Cranberry sauce has a special status in my holiday menu. All the other items on the Thanksgiving table, be it turkey/Tofurkey, gravy, stuffing, sweet potatoes, mushrooms, green beans, cornbread, greens or macaroni and cheese...are nothing without cranberry sauce. Nothing. To me it is the one dish that unites all others. There are no other tart and bitter flavors (except maybe greens) in the traditional Thanksgiving feast and so it provides the crucial balance to all the savory, sweet, and salty that is going on.
I am no purist when it comes to cranberry sauce. I can enjoy orange, cinnamon, nutmeg, mace, clove, allspice, pepper, chilies, onions, apples, raisins, figs, nuts, and the kitchen sink in there, but...my instinct is to keep it simple. With just five ingredients, this cranberry sauce could not be more straight forward. The intrigue comes from the one ingredient that adds a distinctly outdoorsy, seasonal, new yet compatible flavor to your holiday meals: Juniper Berries.
Let's talk about those Juniper Berries for a minute. There are many species of Juniper, but only one, common juniper, is used for culinary purposes. Gin would be the comestible in which most people have experienced the flavor of juniper berries. It has a wonderful piney flavor that is full of potential for the curious cook. I made a Meyer lemon, juniper and sage wine cocktail a few years ago and have wanted to do more with juniper ever since. Recipes for game with juniper sauce are common and often include cherries so I was inspired. I felt the mix of cherries and cranberries could help add sweetness without quite as much sugar as sometimes gets tossed in to a cranberry sauce. White wine also adds another subtle layer and a little more sugar depending on the sweetness of the wine you use.
This recipe is really flexible as well. Fresh or frozen fruit will work. Dried cherries, maybe 1/2 C instead of a full C of fresh/frozen, would work nicely if they are soaked overnight in the wine plus extra water to cover. Then use all of the soaking liquid in the cooking and just cook it down a little longer to get your desired consistency.
In order for the juniper berries to release more of their flavor, they need to be crushed. Just pound them until they are split open and somewhat broken. Give them a smell in the process. Wonderful!
In this recipe I leave the juniper berries right in with the cranberries and cherries. This way there is an unmistakable bite of juniper here and there. It's rustic if you want to call it that, but that is the way I like it. Another alternative for folks not wanting to bite into the berries is as follows: Increase the juniper to about 40 berries, crush them, and combine them with the wine in the pan. Bring it up to a simmer, turn off the heat and cover to steep the berries in the hot wine for about 10 minutes. Strain the berries out of the wine and add it back to the pan with the cranberry, cherry, and sugar and cook as directed.
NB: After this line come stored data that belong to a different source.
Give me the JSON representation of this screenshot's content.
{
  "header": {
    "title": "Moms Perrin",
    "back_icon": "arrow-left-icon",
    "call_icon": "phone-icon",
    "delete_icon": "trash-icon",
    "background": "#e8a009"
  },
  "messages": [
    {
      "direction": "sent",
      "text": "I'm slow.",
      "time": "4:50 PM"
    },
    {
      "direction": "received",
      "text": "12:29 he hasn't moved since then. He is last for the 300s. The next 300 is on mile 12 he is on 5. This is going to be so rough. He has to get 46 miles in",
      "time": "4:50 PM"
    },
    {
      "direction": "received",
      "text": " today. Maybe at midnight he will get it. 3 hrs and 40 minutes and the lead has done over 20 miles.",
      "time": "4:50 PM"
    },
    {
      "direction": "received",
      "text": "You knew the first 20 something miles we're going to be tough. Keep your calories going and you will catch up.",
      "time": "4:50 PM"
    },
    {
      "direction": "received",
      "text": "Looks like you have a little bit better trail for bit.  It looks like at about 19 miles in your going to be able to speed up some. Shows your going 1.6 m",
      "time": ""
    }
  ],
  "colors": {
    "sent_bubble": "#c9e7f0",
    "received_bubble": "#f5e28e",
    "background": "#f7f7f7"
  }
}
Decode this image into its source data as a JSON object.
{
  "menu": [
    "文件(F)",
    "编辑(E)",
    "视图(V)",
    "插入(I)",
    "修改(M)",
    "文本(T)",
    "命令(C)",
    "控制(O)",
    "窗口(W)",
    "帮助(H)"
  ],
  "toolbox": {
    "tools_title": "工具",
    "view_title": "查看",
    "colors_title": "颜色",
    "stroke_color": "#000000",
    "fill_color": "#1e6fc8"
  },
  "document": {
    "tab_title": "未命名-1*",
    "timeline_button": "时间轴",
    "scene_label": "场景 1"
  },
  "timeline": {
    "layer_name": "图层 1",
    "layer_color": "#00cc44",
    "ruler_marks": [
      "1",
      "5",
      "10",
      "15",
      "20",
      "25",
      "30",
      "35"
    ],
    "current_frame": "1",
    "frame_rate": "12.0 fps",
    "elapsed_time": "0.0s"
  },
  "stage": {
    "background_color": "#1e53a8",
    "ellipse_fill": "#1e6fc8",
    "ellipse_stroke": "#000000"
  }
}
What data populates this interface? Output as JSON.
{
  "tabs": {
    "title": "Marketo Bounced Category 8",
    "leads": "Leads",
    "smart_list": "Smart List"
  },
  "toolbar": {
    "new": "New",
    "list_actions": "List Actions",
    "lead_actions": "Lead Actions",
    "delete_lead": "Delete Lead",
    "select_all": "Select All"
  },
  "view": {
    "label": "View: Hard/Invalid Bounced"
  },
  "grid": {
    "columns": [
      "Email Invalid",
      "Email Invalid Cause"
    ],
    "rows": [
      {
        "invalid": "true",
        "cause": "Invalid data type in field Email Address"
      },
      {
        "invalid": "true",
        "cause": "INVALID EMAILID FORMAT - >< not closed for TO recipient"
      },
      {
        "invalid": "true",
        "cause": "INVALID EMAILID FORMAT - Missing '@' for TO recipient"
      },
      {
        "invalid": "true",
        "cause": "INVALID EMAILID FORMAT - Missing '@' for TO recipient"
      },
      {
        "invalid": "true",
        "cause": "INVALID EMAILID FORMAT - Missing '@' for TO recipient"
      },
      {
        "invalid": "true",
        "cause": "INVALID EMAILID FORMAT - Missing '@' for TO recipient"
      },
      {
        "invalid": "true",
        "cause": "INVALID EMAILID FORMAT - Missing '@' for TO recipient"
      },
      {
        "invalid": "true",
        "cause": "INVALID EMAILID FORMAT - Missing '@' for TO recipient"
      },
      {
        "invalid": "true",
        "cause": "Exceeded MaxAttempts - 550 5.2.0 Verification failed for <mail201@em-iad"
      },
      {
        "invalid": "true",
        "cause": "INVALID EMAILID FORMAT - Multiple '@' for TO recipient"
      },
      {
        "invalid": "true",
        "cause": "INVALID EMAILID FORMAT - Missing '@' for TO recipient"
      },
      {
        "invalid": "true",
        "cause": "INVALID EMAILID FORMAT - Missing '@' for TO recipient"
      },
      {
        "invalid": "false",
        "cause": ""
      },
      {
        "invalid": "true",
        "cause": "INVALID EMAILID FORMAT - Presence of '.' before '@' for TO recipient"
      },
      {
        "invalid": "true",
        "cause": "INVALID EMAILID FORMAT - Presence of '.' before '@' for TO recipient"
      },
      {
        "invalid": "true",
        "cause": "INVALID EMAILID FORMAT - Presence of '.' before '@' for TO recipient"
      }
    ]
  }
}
If at any point during the cooking you feel the need for a little extra liquid, just add a tablespoon of wine or water at a time. Fresh or frozen fruit will release a little water of it's own when heated, so there should be enough liquid with 1/4 C wine, covering the pan to simmer, and cooking over a low heat.
Simple method: Combine, bring to a boil, simmer covered over low heat! This recipe also scales very easily so make as much as you need. Just add a little simmering time if necessary for the cranberries to pop, completely soften, and fall apart. Cranberry sauce is of course perfect for your Thanksgiving or holiday proteins (and everything else on the table) as well as sandwiches, cheese boards and fish. Enjoy!
Cranberry Cherry Sauce with Juniper Berries
- 30 dried juniper berries
- 1 C fresh or frozen cranberries
- 1 C fresh or frozen cherries
- 2 Tbsp sugar
- 1/4 C white wine
*NOTE: The measures for cranberry and cherries can be approximate. Let the berries and cherries heap over the top of the measure a little as they are bulky and hard to measure.
Crush the juniper berries with a mortar and pestle or with the back of a spoon until flattened and broken open. Combine the juniper, cranberries, cherries, sugar and wine in a small sauce pan, stir to combine, and bring everything to a boil. Reduce the heat, cover the pot, and simmer over low heat 8 to 10 minutes or until all the cranberries are popped and have fallen apart. As it is simmering stir a couple of times to check if the cranberries are done.
If you like a looser sauce remove it from the heat at this time. If you like a thicker sauce, cook it down with the lid off one or two more minutes until it reaches the desired consistency.
Yield: 1 C depending on your desired thickness
The sauce will keep for several weeks in the refrigerator and also freezes well.